When the Visual Information Technology laboratory at the Canadian National Research Council started developing its high resolution 3D scanners in the early 1980s, it probably had no idea that 20 years later one of its spin-offs, XYZ RGB Inc., would be contracted to help bring the characters of THE LORD OF THE RINGS to life on the big screen.
Turns out that many of the stunning vfx in THE LORD OF THE RINGS: RETURN OF THE KING (opening Dec. 17) would not have been possible without the assistance of XYZ RGB, a pioneering 3D scanning bureau that's working to broaden its brand of Canadian laser technology.

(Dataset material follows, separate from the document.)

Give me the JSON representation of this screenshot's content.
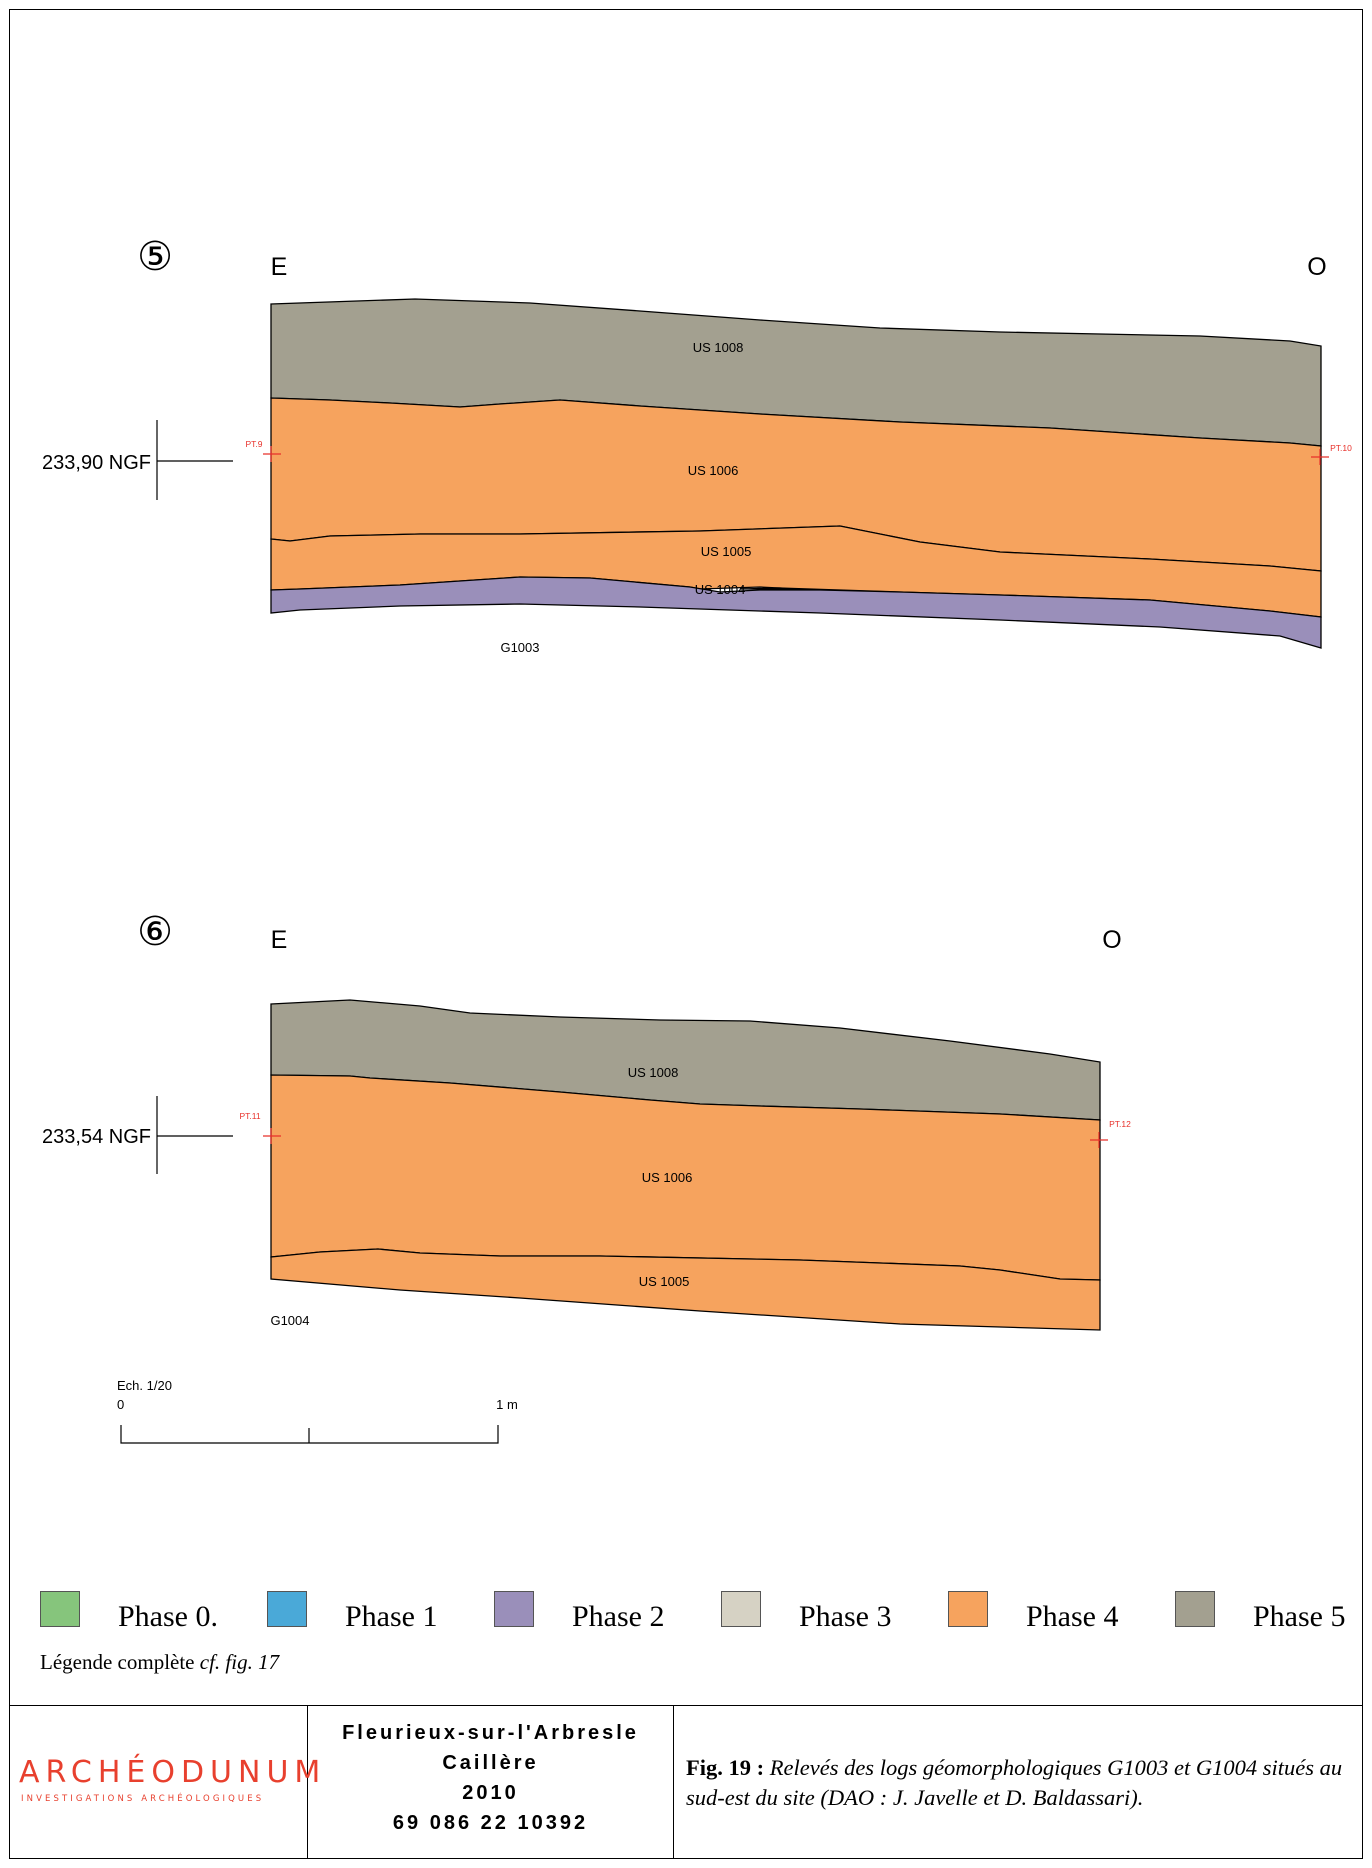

In fact, the unique task of breathing life into the giant spider Shelob began by scanning detailed resin maquettes that were sent half way around the world from Weta's Workshop in New Zealand to XYZ RGB offices in Ottawa, Canada. Once scanned with XYZ RGB's high-precision laser the 3D datasets stood as the films archival masters. While the level of detail for the numerous characters varied, the typical CG models produced for the films visual effects artists ranged in size from 14 million polygons for the bust of Shelob to more than 28 million polygons for the massive Mumakil elephants used to populated Middle-earth.
XYZ RGB's unique ability to exactly reproduce characters and creatures digitally with microscopic detail and photographic realism is the reason they have also been contracted by the filmmakers of THE MATRIX RELOADED, THE MATRIX REVOLUTIONS and PETER PAN (opening Christmas Day).
"The maquette scans that we are getting from XYZ RGB with their high degree of accuracy, coherence and detail, are enabling us to push our digital models to new levels of realism," proclaimed Matt Aitken, digital models supervisor, Weta Digital. " With [RETURN OF THE KING], Weta Digital is producing visual effects work that will have to withstand an even greater level of scrutiny than the first two episodes, and our collaboration with XYZ RGB is part of this process."
XYZ RGB (www.xyzrgb.com) was founded in 2001 by a core team of 3D imaging specialists. Using a new kind of 3D optical scanner, its digitized data reputedly exceeds requirements for film, animation, manufacturing and CAD.